P-10: Assessing Stream Temperature Impacts of Riparian Thinning Ben Sellers, Eric Booth, Caroline Gottschalk-Druschke, UW Madison
Water temperature is one of the most important variables in stream ecosystems driving biogeochemical processes, metabolic activity for various biota, and water quality. Enhancing our understanding and ability to estimate changes in stream temperature in response to changes in stream and land management and climate is imperative for better management of these valuable ecosystems. We present a monitoring framework that captures not only changes in stream temperature following a stream restoration project but also the major drivers of stream temperature such as shading and channel geometry. This research aims to give an example of the application and benefit of cutting edge monitoring techniques and tools to restoration projects in the Driftless Area and offer a framework of continuous systematic restoration monitoring. These data are also useful for creating a model to predict stream temperature response to restoration.
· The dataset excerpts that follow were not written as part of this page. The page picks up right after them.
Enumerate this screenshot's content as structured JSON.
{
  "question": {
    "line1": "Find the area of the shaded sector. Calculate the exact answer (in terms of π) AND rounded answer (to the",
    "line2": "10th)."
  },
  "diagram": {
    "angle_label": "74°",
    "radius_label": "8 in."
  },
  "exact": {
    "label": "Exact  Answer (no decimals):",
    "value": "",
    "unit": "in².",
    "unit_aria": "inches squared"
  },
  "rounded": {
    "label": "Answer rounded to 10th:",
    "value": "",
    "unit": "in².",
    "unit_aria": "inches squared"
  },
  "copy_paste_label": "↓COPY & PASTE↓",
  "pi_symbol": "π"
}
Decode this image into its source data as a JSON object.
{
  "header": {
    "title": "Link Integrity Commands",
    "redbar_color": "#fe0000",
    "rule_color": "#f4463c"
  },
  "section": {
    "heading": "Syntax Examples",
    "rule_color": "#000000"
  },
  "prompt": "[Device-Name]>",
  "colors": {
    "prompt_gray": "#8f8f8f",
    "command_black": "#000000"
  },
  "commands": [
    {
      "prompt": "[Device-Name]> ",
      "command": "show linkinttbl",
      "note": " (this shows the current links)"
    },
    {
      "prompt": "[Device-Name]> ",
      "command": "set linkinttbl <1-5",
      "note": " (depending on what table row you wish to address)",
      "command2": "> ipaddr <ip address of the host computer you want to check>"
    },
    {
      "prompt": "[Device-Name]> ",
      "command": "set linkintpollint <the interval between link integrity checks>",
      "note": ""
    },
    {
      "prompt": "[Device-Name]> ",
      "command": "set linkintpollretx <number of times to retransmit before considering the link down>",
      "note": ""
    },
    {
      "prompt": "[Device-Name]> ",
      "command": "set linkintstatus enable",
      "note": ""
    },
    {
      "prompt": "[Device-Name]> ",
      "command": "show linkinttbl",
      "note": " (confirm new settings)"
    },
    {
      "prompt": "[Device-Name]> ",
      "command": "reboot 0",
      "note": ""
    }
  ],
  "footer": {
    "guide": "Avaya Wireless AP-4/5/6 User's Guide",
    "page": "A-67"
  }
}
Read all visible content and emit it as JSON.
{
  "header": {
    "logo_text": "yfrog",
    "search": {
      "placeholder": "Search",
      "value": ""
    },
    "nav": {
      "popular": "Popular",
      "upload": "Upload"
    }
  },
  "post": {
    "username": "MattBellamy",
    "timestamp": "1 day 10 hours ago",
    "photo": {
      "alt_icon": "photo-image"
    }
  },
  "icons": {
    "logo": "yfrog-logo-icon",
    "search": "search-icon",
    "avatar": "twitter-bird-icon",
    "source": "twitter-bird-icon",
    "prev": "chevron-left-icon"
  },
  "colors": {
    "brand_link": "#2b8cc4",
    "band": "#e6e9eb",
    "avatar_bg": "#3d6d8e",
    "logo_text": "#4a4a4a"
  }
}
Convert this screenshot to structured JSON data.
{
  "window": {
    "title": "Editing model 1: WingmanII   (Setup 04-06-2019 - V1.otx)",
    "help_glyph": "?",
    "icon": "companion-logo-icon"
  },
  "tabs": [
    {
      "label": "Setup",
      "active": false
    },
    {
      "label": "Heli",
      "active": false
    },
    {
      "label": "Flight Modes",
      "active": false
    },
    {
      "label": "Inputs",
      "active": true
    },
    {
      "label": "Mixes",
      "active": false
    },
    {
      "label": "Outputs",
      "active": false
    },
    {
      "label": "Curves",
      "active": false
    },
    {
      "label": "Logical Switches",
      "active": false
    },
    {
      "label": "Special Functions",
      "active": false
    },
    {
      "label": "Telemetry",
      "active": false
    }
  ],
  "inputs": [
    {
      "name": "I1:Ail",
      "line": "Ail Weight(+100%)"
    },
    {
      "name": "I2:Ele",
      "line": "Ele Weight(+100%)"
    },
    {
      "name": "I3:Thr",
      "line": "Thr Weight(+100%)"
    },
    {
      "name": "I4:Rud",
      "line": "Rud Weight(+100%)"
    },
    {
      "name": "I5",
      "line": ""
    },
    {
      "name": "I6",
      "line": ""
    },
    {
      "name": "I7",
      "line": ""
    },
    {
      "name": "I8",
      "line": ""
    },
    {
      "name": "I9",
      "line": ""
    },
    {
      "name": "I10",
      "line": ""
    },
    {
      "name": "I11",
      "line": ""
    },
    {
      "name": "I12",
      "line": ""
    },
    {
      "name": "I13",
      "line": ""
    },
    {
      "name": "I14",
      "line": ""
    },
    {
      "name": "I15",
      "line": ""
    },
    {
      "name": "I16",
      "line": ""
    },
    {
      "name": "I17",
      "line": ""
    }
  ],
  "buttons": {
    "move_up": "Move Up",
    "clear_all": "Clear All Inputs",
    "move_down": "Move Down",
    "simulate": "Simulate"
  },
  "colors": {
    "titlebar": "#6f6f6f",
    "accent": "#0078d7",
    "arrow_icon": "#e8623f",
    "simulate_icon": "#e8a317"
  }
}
Our preliminary data (2 years pre, 1 year post restoration) show a heating trend after restoration, which we hypothesize results from an increase in direct solar radiation resulting from removal of the riparian canopy. While this trend is concerning, we anticipate a narrowing and deepening of the channel as a result of a change from trees to grass cover and artificially sloped banks, which may reverse the warming trend.